太陽の季節 (新潮文庫) [文庫]
今回ご紹介するのは、石原慎太郎氏の『太陽の季節』です。
石原慎太郎といえば、言わずもがな現職の東京都知事ですね。すこし右よりの……。そしてあの石原裕次郎の兄貴でもあります。
もしかしたら、若い読者の方の中には石原裕次郎を知らない方もいるかもしれませんねぇ。さすがにもう2010年ですからね。キューブリックの中では、宇宙の旅ができる予定でしたから。
話が逸れましたが、この『太陽の季節』は石原慎太郎氏の1955年発表の芥川賞受賞作です。1955年といえば、今からもう50年以上も前になりますので、時代背景とか色々と現在とは違うようです。
ストーリーとしては、ある裕福な大学生がある女性と知り合ってから唐突な展開の別れにいたるまでの恋愛劇というか、当時の若者達の恋愛(もしかしたら思想)事情というものなのですが、そういったものがサクサクと、比較的あっさりと描写されていきます。
僕自身も実は最近初めて読んだのですが、かなり楽しく読むことが出来ました。全体的な雰囲気も乾いていて自分好みだったのもあるのですが、一番のお楽しみポイントとしては、何と言っても当時の台詞まわしなんかですね。
(引用開始)
「ありゃあ、お安くねぇな。誰だいあれ」
「――ヨットと較べりゃ車でひっかかるなんて程度の低い女にきまってらあ。第一海の上の方が着てるものが少ないし、裸だって良くわかるじゃねえか。
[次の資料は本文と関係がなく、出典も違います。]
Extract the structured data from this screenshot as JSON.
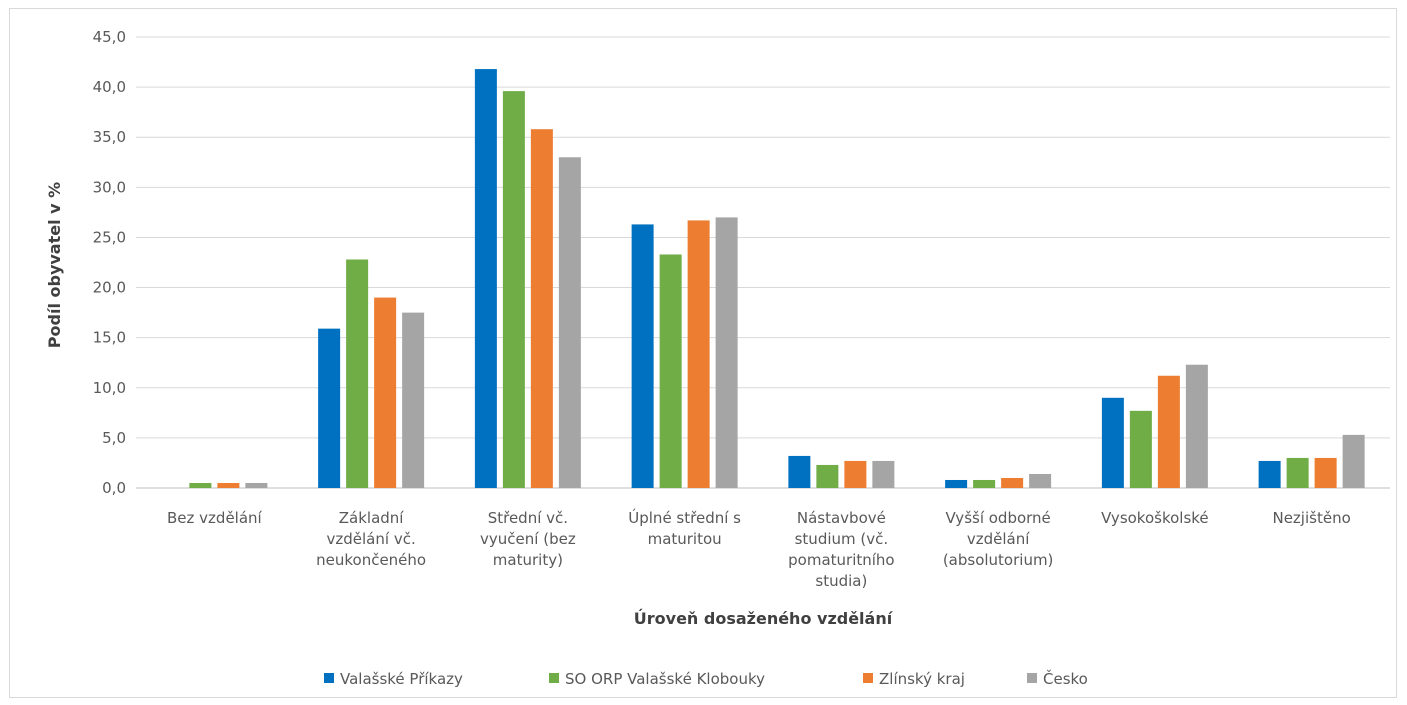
{
  "chart_data": {
    "type": "bar",
    "xlabel": "Úroveň dosaženého vzdělání",
    "ylabel": "Podíl obyvatel v %",
    "ylim": [
      0,
      45
    ],
    "ytick_step": 5,
    "ytick_labels": [
      "0,0",
      "5,0",
      "10,0",
      "15,0",
      "20,0",
      "25,0",
      "30,0",
      "35,0",
      "40,0",
      "45,0"
    ],
    "grid": true,
    "legend_position": "bottom",
    "categories": [
      [
        "Bez vzdělání"
      ],
      [
        "Základní",
        "vzdělání vč.",
        "neukončeného"
      ],
      [
        "Střední vč.",
        "vyučení (bez",
        "maturity)"
      ],
      [
        "Úplné střední s",
        "maturitou"
      ],
      [
        "Nástavbové",
        "studium (vč.",
        "pomaturitního",
        "studia)"
      ],
      [
        "Vyšší odborné",
        "vzdělání",
        "(absolutorium)"
      ],
      [
        "Vysokoškolské"
      ],
      [
        "Nezjištěno"
      ]
    ],
    "series": [
      {
        "name": "Valašské Příkazy",
        "color": "#0070c0",
        "values": [
          0.0,
          15.9,
          41.8,
          26.3,
          3.2,
          0.8,
          9.0,
          2.7
        ]
      },
      {
        "name": "SO ORP Valašské Klobouky",
        "color": "#70ad47",
        "values": [
          0.5,
          22.8,
          39.6,
          23.3,
          2.3,
          0.8,
          7.7,
          3.0
        ]
      },
      {
        "name": "Zlínský kraj",
        "color": "#ed7d31",
        "values": [
          0.5,
          19.0,
          35.8,
          26.7,
          2.7,
          1.0,
          11.2,
          3.0
        ]
      },
      {
        "name": "Česko",
        "color": "#a5a5a5",
        "values": [
          0.5,
          17.5,
          33.0,
          27.0,
          2.7,
          1.4,
          12.3,
          5.3
        ]
      }
    ]
  }
}
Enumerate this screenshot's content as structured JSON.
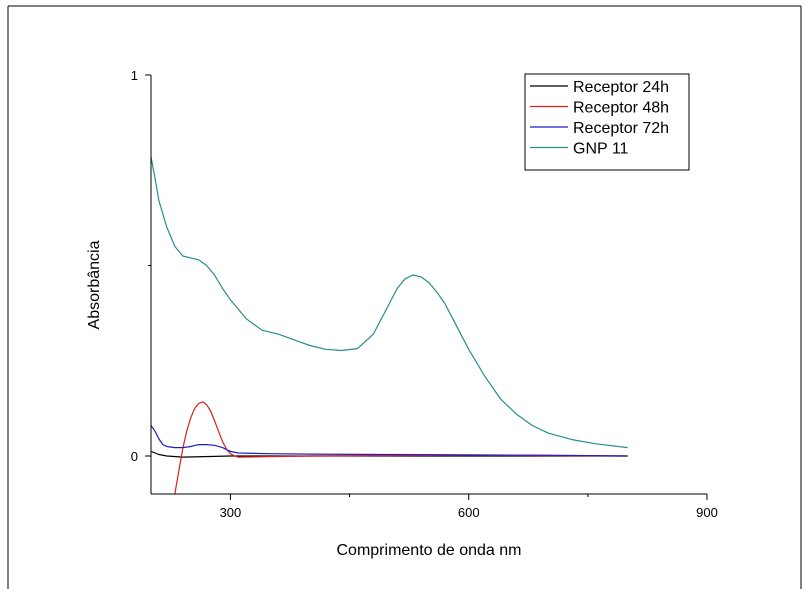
{
  "chart_data": {
    "type": "line",
    "title": "",
    "xlabel": "Comprimento de onda nm",
    "ylabel": "Absorbância",
    "xlim": [
      200,
      900
    ],
    "ylim": [
      -0.1,
      1
    ],
    "xticks": [
      300,
      600,
      900
    ],
    "xtick_labels": [
      "300",
      "600",
      "900"
    ],
    "yticks": [
      0,
      1
    ],
    "ytick_labels": [
      "0",
      "1"
    ],
    "grid": false,
    "legend": "top-right",
    "series": [
      {
        "name": "Receptor 24h",
        "color": "#000000",
        "x": [
          200,
          210,
          220,
          240,
          300,
          400,
          500,
          600,
          700,
          800
        ],
        "y": [
          0.012,
          0.004,
          0.0,
          -0.003,
          0.0,
          0.0,
          0.0,
          0.0,
          0.0,
          0.0
        ]
      },
      {
        "name": "Receptor 48h",
        "color": "#d62020",
        "x": [
          230,
          235,
          240,
          245,
          250,
          255,
          260,
          265,
          270,
          275,
          280,
          285,
          290,
          295,
          300,
          305,
          310,
          400,
          600,
          800
        ],
        "y": [
          -0.1,
          -0.04,
          0.02,
          0.065,
          0.1,
          0.125,
          0.138,
          0.142,
          0.135,
          0.118,
          0.093,
          0.065,
          0.038,
          0.018,
          0.006,
          0.0,
          -0.003,
          0.0,
          0.002,
          0.0
        ]
      },
      {
        "name": "Receptor 72h",
        "color": "#1f1fc8",
        "x": [
          200,
          205,
          210,
          215,
          220,
          230,
          240,
          250,
          260,
          270,
          280,
          290,
          300,
          310,
          350,
          400,
          500,
          600,
          700,
          800
        ],
        "y": [
          0.08,
          0.065,
          0.045,
          0.03,
          0.025,
          0.022,
          0.022,
          0.025,
          0.03,
          0.03,
          0.028,
          0.022,
          0.012,
          0.008,
          0.006,
          0.005,
          0.004,
          0.003,
          0.002,
          0.0
        ]
      },
      {
        "name": "GNP 11",
        "color": "#2a8c8c",
        "x": [
          200,
          205,
          210,
          220,
          230,
          240,
          250,
          260,
          270,
          280,
          290,
          300,
          320,
          340,
          360,
          380,
          400,
          420,
          440,
          460,
          480,
          500,
          510,
          520,
          530,
          540,
          550,
          560,
          570,
          580,
          600,
          620,
          640,
          660,
          680,
          700,
          730,
          760,
          800
        ],
        "y": [
          0.785,
          0.73,
          0.67,
          0.6,
          0.55,
          0.525,
          0.52,
          0.515,
          0.5,
          0.475,
          0.44,
          0.41,
          0.36,
          0.33,
          0.32,
          0.305,
          0.29,
          0.28,
          0.277,
          0.282,
          0.32,
          0.4,
          0.44,
          0.465,
          0.475,
          0.47,
          0.455,
          0.43,
          0.4,
          0.36,
          0.28,
          0.21,
          0.15,
          0.11,
          0.08,
          0.06,
          0.043,
          0.032,
          0.022
        ]
      }
    ]
  }
}
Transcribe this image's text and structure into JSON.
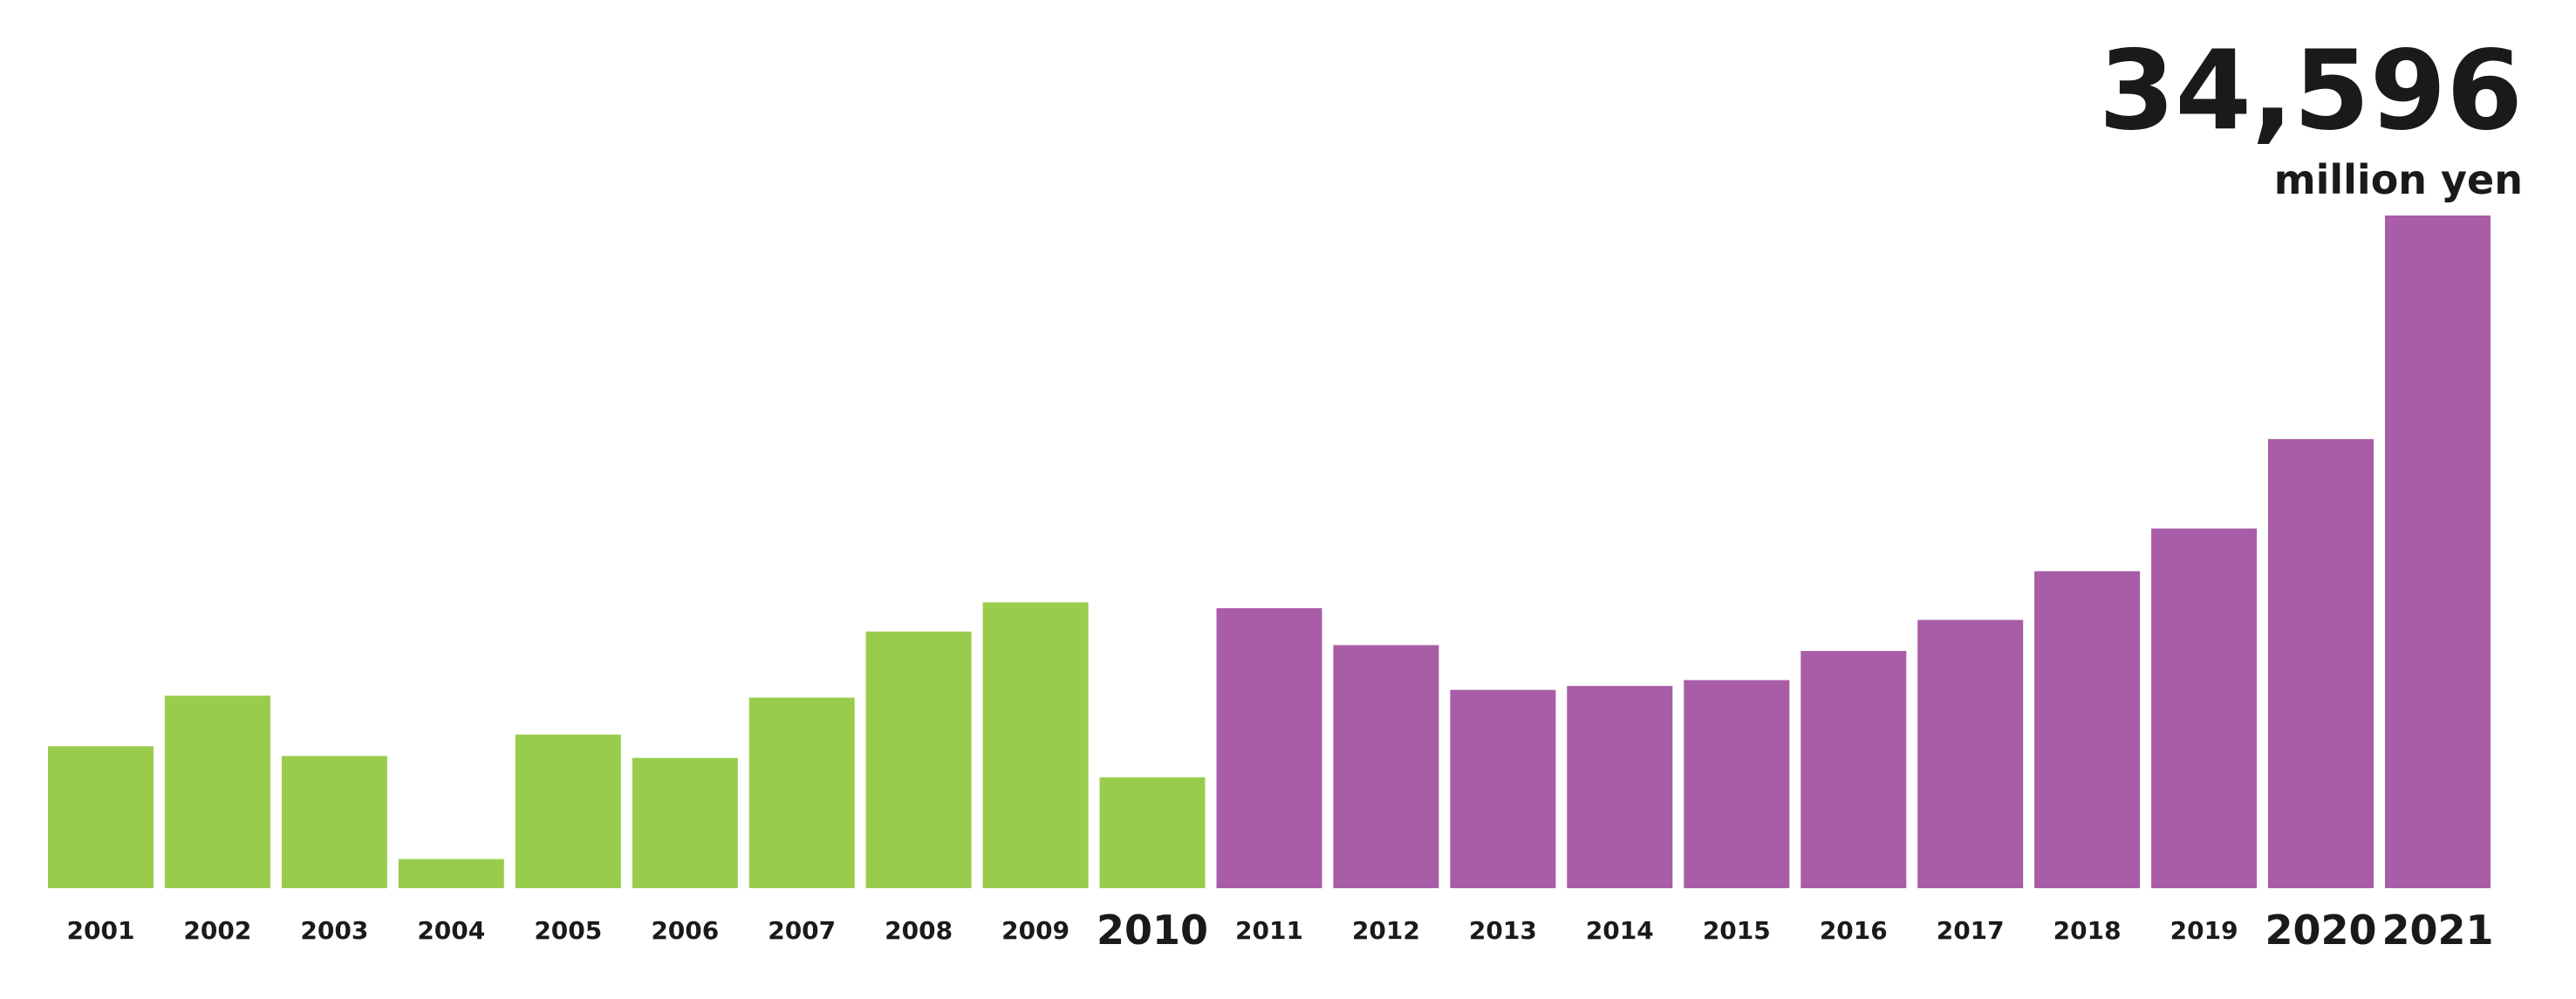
{
  "chart_data": {
    "type": "bar",
    "categories": [
      "2001",
      "2002",
      "2003",
      "2004",
      "2005",
      "2006",
      "2007",
      "2008",
      "2009",
      "2010",
      "2011",
      "2012",
      "2013",
      "2014",
      "2015",
      "2016",
      "2017",
      "2018",
      "2019",
      "2020",
      "2021"
    ],
    "values": [
      7300,
      9900,
      6800,
      1500,
      7900,
      6700,
      9800,
      13200,
      14700,
      5700,
      14400,
      12500,
      10200,
      10400,
      10700,
      12200,
      13800,
      16300,
      18500,
      23100,
      34596
    ],
    "emphasized_categories": [
      "2010",
      "2020",
      "2021"
    ],
    "highlight": {
      "category": "2021",
      "value_label": "34,596",
      "unit_label": "million yen"
    },
    "colors": {
      "period_2001_2010": "#99cc4d",
      "period_2011_2021": "#a85da6",
      "text": "#1a1a1a"
    },
    "series_color_keys": [
      "period_2001_2010",
      "period_2001_2010",
      "period_2001_2010",
      "period_2001_2010",
      "period_2001_2010",
      "period_2001_2010",
      "period_2001_2010",
      "period_2001_2010",
      "period_2001_2010",
      "period_2001_2010",
      "period_2011_2021",
      "period_2011_2021",
      "period_2011_2021",
      "period_2011_2021",
      "period_2011_2021",
      "period_2011_2021",
      "period_2011_2021",
      "period_2011_2021",
      "period_2011_2021",
      "period_2011_2021",
      "period_2011_2021"
    ],
    "title": "",
    "xlabel": "",
    "ylabel": "",
    "ylim": [
      0,
      34596
    ],
    "grid": false,
    "legend": "none"
  }
}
お巡りだっていないや」
彼等は毎年船の名前を変えるのだ。一昨年は兄の提案でDANDY、昨年は竜哉が言い出してMOTERU(もてる)であった。カレは去年よりもくだけてONORI(お乗り)にしようとしたが、道久は、「女じゃあるまいし、意味が無い」と反対した。
(引用終了)
とちょっと拾っただけで、かなり香ばしい感じですな。ちょっと読みたくなってきたでしょ?
しかし『太陽の季節』と言えば、あれです。「障子破り」です。
未読の皆さんには全く持って分らないと思うのですが、『太陽の季節』と言えば、やっぱりこれかなと。
主人公の竜哉が、あれ(苦笑)で障子を破るシーンがあり、初めて読んだ時は、電車の中だったのですが、笑いを堪えるのに大変でした。
まあ、この描写も当時としては、かなりセンセーショナルな感じだったのだと思います。
と、滑稽気味に書評しましたが、なかなかどうして。青臭さを上手に閉じ込めた雰囲気、個人的には好きな作品です。
ではでは、また本を読んだらご紹介しますね。